I think I understand how the State Monad works. I've managed to write some code which uses the State Monad.
I understand how the Monad instance of State works:
instance Monad (State s) where
return x = State $ \s -> (x,s)
(State h) >>= f = State $ \s -> let (a, newState) = h s
(State g) = f a
in g newState
This code works perfectly fine:
type PeopleStack = [String]
enterClub :: String -> State PeopleStack String
enterClub name = state $ \xs -> (name ++ " entered club", name:xs)
leaveClub :: State PeopleStack String
leaveClub = state $ \(x:xs) -> ("Someone left the club", xs)
clubAction :: State PeopleStack String
clubAction = do
enterClub "Jose"
enterClub "Thais"
leaveClub
enterClub "Manuel"
However when I try to write clubAction in a bind function I can't seem to get it working.
this is what I have tried:
let statefulComputation1 = enterClub "Jose"

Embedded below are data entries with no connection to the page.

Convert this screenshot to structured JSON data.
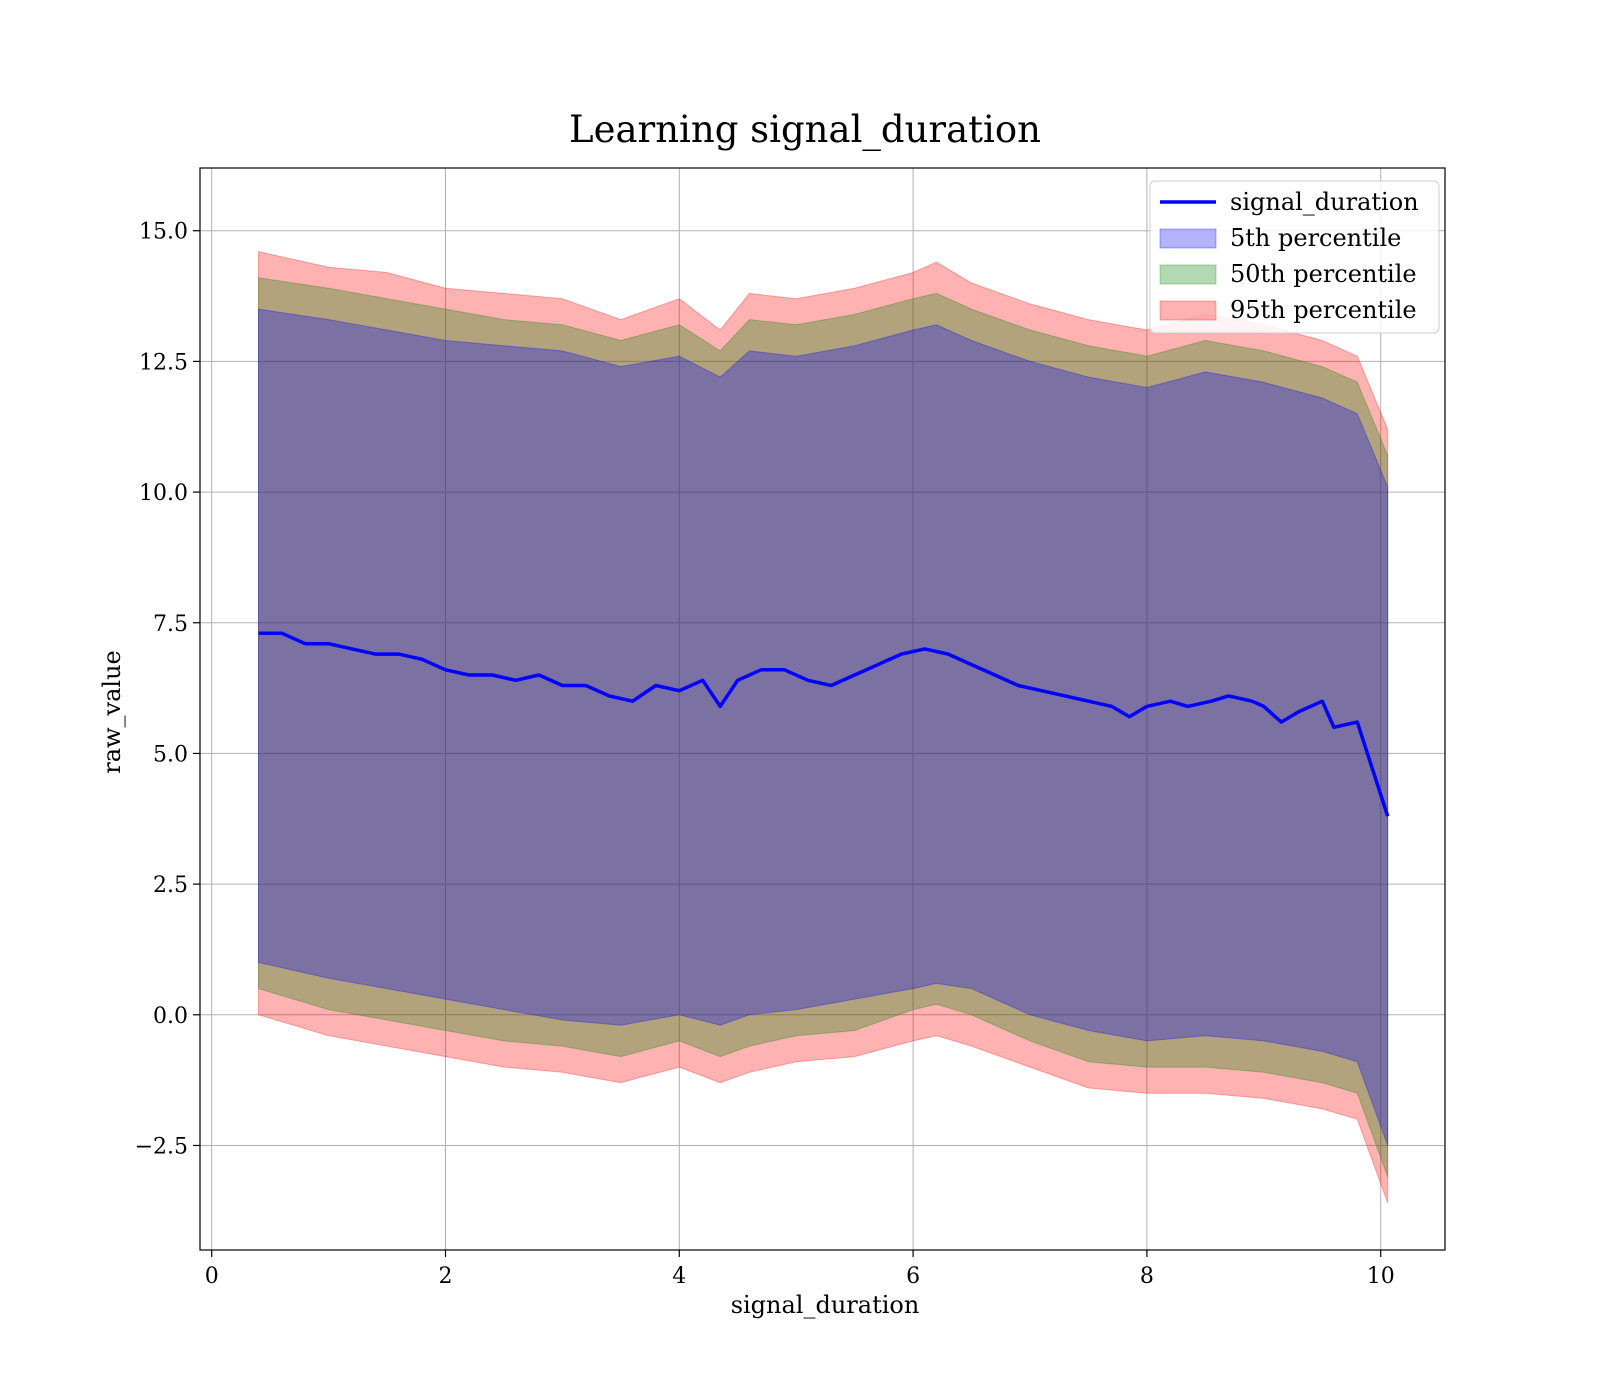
{
  "chart_data": {
    "type": "line",
    "title": "Learning signal_duration",
    "xlabel": "signal_duration",
    "ylabel": "raw_value",
    "xlim": [
      -0.1,
      10.55
    ],
    "ylim": [
      -4.5,
      16.2
    ],
    "xticks": [
      0,
      2,
      4,
      6,
      8,
      10
    ],
    "xtick_labels": [
      "0",
      "2",
      "4",
      "6",
      "8",
      "10"
    ],
    "yticks": [
      -2.5,
      0.0,
      2.5,
      5.0,
      7.5,
      10.0,
      12.5,
      15.0
    ],
    "ytick_labels": [
      "−2.5",
      "0.0",
      "2.5",
      "5.0",
      "7.5",
      "10.0",
      "12.5",
      "15.0"
    ],
    "grid": true,
    "legend_position": "top-right",
    "legend": [
      {
        "label": "signal_duration",
        "kind": "line",
        "color": "#0000ff"
      },
      {
        "label": "5th percentile",
        "kind": "patch",
        "color": "#0000ff"
      },
      {
        "label": "50th percentile",
        "kind": "patch",
        "color": "#008000"
      },
      {
        "label": "95th percentile",
        "kind": "patch",
        "color": "#ff0000"
      }
    ],
    "line": {
      "name": "signal_duration",
      "color": "#0000ff",
      "x": [
        0.4,
        0.6,
        0.8,
        1.0,
        1.2,
        1.4,
        1.6,
        1.8,
        2.0,
        2.2,
        2.4,
        2.6,
        2.8,
        3.0,
        3.2,
        3.4,
        3.6,
        3.8,
        4.0,
        4.2,
        4.35,
        4.5,
        4.7,
        4.9,
        5.1,
        5.3,
        5.5,
        5.7,
        5.9,
        6.1,
        6.3,
        6.5,
        6.7,
        6.9,
        7.1,
        7.3,
        7.5,
        7.7,
        7.85,
        8.0,
        8.2,
        8.35,
        8.55,
        8.7,
        8.9,
        9.0,
        9.15,
        9.3,
        9.5,
        9.6,
        9.8,
        10.06
      ],
      "y": [
        7.3,
        7.3,
        7.1,
        7.1,
        7.0,
        6.9,
        6.9,
        6.8,
        6.6,
        6.5,
        6.5,
        6.4,
        6.5,
        6.3,
        6.3,
        6.1,
        6.0,
        6.3,
        6.2,
        6.4,
        5.9,
        6.4,
        6.6,
        6.6,
        6.4,
        6.3,
        6.5,
        6.7,
        6.9,
        7.0,
        6.9,
        6.7,
        6.5,
        6.3,
        6.2,
        6.1,
        6.0,
        5.9,
        5.7,
        5.9,
        6.0,
        5.9,
        6.0,
        6.1,
        6.0,
        5.9,
        5.6,
        5.8,
        6.0,
        5.5,
        5.6,
        3.8
      ]
    },
    "bands": [
      {
        "name": "95th percentile",
        "color": "#ff0000",
        "opacity": 0.3,
        "x": [
          0.4,
          1.0,
          1.5,
          2.0,
          2.5,
          3.0,
          3.5,
          4.0,
          4.35,
          4.6,
          5.0,
          5.5,
          6.0,
          6.2,
          6.5,
          7.0,
          7.5,
          8.0,
          8.5,
          9.0,
          9.5,
          9.8,
          10.06
        ],
        "upper": [
          14.6,
          14.3,
          14.2,
          13.9,
          13.8,
          13.7,
          13.3,
          13.7,
          13.1,
          13.8,
          13.7,
          13.9,
          14.2,
          14.4,
          14.0,
          13.6,
          13.3,
          13.1,
          13.4,
          13.2,
          12.9,
          12.6,
          11.2
        ],
        "lower": [
          0.0,
          -0.4,
          -0.6,
          -0.8,
          -1.0,
          -1.1,
          -1.3,
          -1.0,
          -1.3,
          -1.1,
          -0.9,
          -0.8,
          -0.5,
          -0.4,
          -0.6,
          -1.0,
          -1.4,
          -1.5,
          -1.5,
          -1.6,
          -1.8,
          -2.0,
          -3.6
        ]
      },
      {
        "name": "50th percentile",
        "color": "#008000",
        "opacity": 0.3,
        "x": [
          0.4,
          1.0,
          1.5,
          2.0,
          2.5,
          3.0,
          3.5,
          4.0,
          4.35,
          4.6,
          5.0,
          5.5,
          6.0,
          6.2,
          6.5,
          7.0,
          7.5,
          8.0,
          8.5,
          9.0,
          9.5,
          9.8,
          10.06
        ],
        "upper": [
          14.1,
          13.9,
          13.7,
          13.5,
          13.3,
          13.2,
          12.9,
          13.2,
          12.7,
          13.3,
          13.2,
          13.4,
          13.7,
          13.8,
          13.5,
          13.1,
          12.8,
          12.6,
          12.9,
          12.7,
          12.4,
          12.1,
          10.7
        ],
        "lower": [
          0.5,
          0.1,
          -0.1,
          -0.3,
          -0.5,
          -0.6,
          -0.8,
          -0.5,
          -0.8,
          -0.6,
          -0.4,
          -0.3,
          0.1,
          0.2,
          0.0,
          -0.5,
          -0.9,
          -1.0,
          -1.0,
          -1.1,
          -1.3,
          -1.5,
          -3.1
        ]
      },
      {
        "name": "5th percentile",
        "color": "#0000ff",
        "opacity": 0.3,
        "x": [
          0.4,
          1.0,
          1.5,
          2.0,
          2.5,
          3.0,
          3.5,
          4.0,
          4.35,
          4.6,
          5.0,
          5.5,
          6.0,
          6.2,
          6.5,
          7.0,
          7.5,
          8.0,
          8.5,
          9.0,
          9.5,
          9.8,
          10.06
        ],
        "upper": [
          13.5,
          13.3,
          13.1,
          12.9,
          12.8,
          12.7,
          12.4,
          12.6,
          12.2,
          12.7,
          12.6,
          12.8,
          13.1,
          13.2,
          12.9,
          12.5,
          12.2,
          12.0,
          12.3,
          12.1,
          11.8,
          11.5,
          10.1
        ],
        "lower": [
          1.0,
          0.7,
          0.5,
          0.3,
          0.1,
          -0.1,
          -0.2,
          0.0,
          -0.2,
          0.0,
          0.1,
          0.3,
          0.5,
          0.6,
          0.5,
          0.0,
          -0.3,
          -0.5,
          -0.4,
          -0.5,
          -0.7,
          -0.9,
          -2.5
        ]
      }
    ]
  }
}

statefulComputation1 :: State PeopleStack String
runState (statefulComputation1 >>= (enterClub "Manuel") >>= leaveClub) []
I get this error:
<interactive>:13:22:
Couldn't match type ‘StateT
PeopleStack Data.Functor.Identity.Identity String’
with ‘String
-> StateT PeopleStack Data.Functor.Identity.Identity a’
Expected type: String
-> StateT PeopleStack Data.Functor.Identity.Identity a
Actual type: State PeopleStack String
Relevant bindings include
it :: (a, PeopleStack) (bound at <interactive>:13:1)

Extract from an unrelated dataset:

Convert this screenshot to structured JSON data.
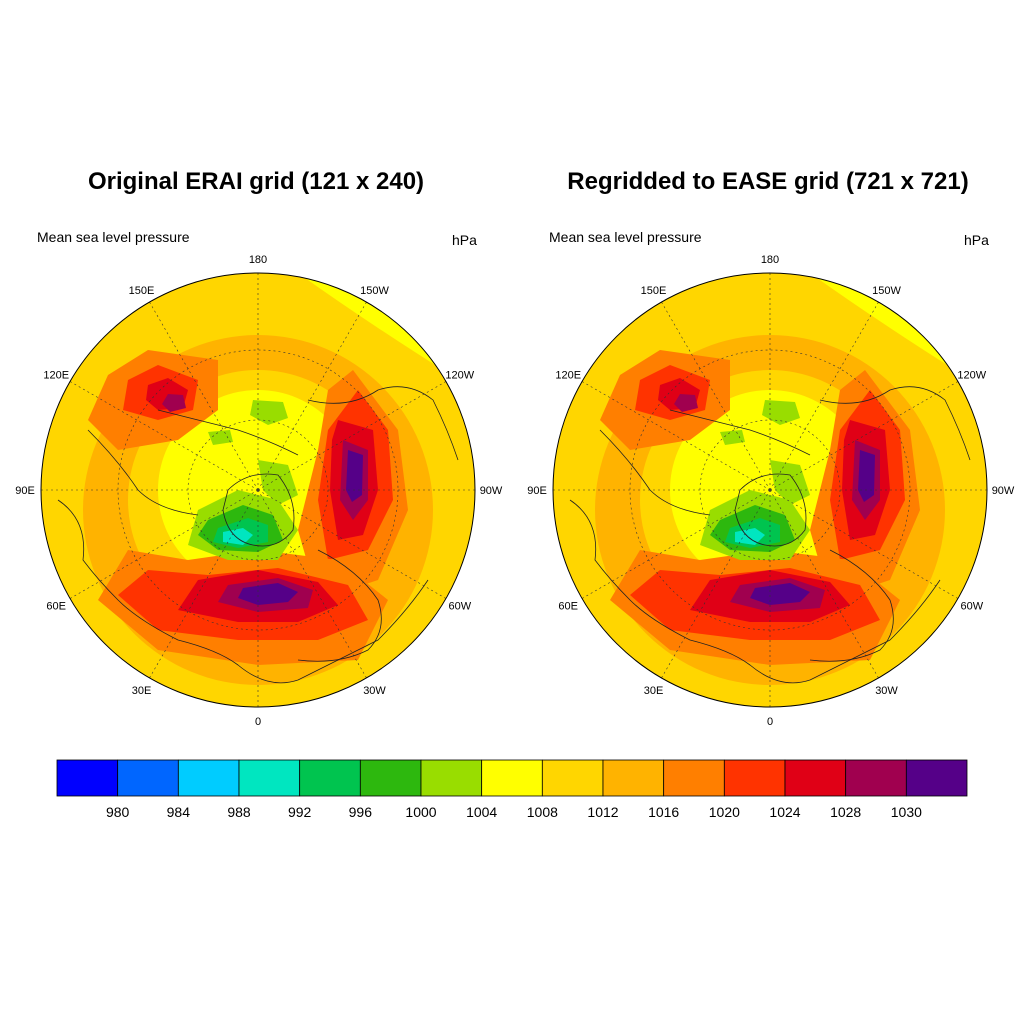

In the second argument of ‘(>>=)’, namely ‘leaveClub’
In the first argument of ‘runState’, namely
‘(state1 >>= leaveClub)’
My question is how do I translate that do notation to a function using bind.

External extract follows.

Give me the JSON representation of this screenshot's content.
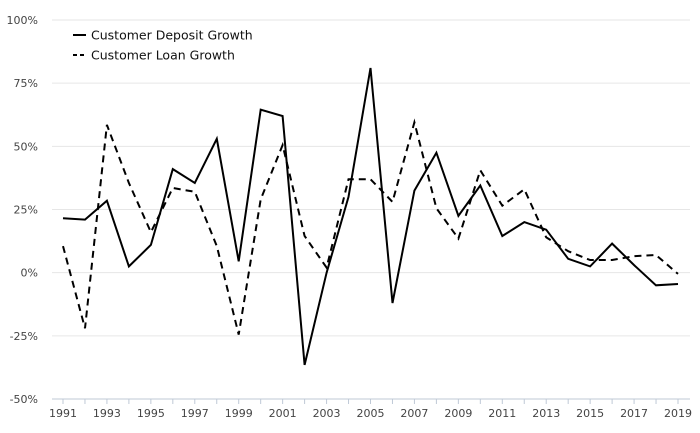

You need to use (>>) instead of (>>=):
runState (statefulComputation1 >> (enterClub "Manuel") >> leaveClub) []
(enterClub "Manuel") has type State PeopleStack String while (>>=) requires a function String -> State PeopleStack a as its second argument. Since you don't use use the result from statefulComputation1 you can combine them with (>>) which ignores the result from the first state computation.